Forth Road Bridge repair wins engineering award
The project to repair damaged steelwork, which led to the closure of the Forth Road Bridge in 2015, has won a prestigious engineering award.
Amey engineers were given the Greatest Contribution to Scotland Award at the 2016 Saltire Society Civil Engineering Awards.
Judges described the repair to the "truss end link" on the bridge as "a remarkable" engineering feat.
The fault resulted in the bridge's closure on 3 December for three weeks.
The bridge, which opened in 1964, was shut after the fractured steelwork was found during an inspection three weeks before Christmas.
That resulted in major disruption to the region, with the 70,000 vehicles that use the bridge daily being diverted along a 33-mile route to the Kincardine Bridge.
Award judges said that by repairing the bridge ahead of schedule and under "extreme media, political and public scrutiny", the lives of commuters and travellers were able to return to normal after only 20 days of disruption.

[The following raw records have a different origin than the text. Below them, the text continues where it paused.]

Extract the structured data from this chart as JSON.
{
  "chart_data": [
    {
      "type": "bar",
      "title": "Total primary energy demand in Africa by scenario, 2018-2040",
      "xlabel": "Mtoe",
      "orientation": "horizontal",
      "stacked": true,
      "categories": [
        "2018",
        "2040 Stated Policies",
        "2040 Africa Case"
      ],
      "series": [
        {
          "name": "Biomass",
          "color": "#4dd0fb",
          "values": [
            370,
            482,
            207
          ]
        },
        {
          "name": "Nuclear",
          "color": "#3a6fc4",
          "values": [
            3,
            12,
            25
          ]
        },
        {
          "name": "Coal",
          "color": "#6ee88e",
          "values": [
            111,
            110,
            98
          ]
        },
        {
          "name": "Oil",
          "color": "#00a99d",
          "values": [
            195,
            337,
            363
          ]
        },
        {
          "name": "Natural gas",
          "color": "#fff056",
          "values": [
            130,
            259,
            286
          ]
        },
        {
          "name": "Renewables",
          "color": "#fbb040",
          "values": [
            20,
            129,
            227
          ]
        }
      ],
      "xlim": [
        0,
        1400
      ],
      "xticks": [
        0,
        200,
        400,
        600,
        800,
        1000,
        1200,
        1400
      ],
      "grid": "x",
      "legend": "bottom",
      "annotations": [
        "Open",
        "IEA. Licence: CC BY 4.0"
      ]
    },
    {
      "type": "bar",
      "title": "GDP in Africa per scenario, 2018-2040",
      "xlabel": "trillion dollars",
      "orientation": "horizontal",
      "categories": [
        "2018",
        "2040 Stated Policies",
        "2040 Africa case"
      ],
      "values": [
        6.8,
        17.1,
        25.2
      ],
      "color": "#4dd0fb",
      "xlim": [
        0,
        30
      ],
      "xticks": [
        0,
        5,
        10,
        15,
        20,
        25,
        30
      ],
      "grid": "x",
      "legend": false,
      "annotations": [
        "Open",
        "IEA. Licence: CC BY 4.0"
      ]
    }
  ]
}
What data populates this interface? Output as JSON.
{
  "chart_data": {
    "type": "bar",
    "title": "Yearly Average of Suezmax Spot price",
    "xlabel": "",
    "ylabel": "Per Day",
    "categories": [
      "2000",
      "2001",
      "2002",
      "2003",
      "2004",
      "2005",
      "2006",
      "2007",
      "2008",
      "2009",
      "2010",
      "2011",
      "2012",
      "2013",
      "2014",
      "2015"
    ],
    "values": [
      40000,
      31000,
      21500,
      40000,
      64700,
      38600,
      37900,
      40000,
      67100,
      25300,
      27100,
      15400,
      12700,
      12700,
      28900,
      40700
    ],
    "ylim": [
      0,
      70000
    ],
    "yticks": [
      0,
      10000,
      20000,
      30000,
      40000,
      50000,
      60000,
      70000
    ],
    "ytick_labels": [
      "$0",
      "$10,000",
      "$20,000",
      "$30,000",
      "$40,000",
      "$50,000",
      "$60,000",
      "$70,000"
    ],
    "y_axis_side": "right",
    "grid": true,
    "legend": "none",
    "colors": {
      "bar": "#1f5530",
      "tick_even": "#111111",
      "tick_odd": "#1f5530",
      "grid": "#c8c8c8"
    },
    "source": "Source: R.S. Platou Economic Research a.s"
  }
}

Convenor of the judging panel Gordon Pomphrey, said: "The Forth Road Bridge project demonstrated a remarkable engineering achievement carried out during a period of adverse weather conditions, whilst ensuring public safety and the structural integrity of the bridge."
Speaking on behalf of Amey, major bridges director Ewan Angus said the project offered a "unique opportunity to showcase civil engineering to the nation.
He added: "We are incredibly proud of our team's achievement in reopening the bridge early in the most challenging of circumstances and of the benefit this brought to the people of Scotland."
Humza Yousaf, Minister for Transport and the Islands added: "It is fitting that the unsung heroes responsible for developing such an innovative and effective solution against a challenging deadline and under the watchful eye of a nation have been recognised for their efforts."
Also recognised at the awards was the realignment of the A82 at Pulpit Rock, which won the infrastructure award.
The A82 was reduced to a single lane more than 30 years ago following a land-slip. The project team widened the road over the 400m-long pinch point.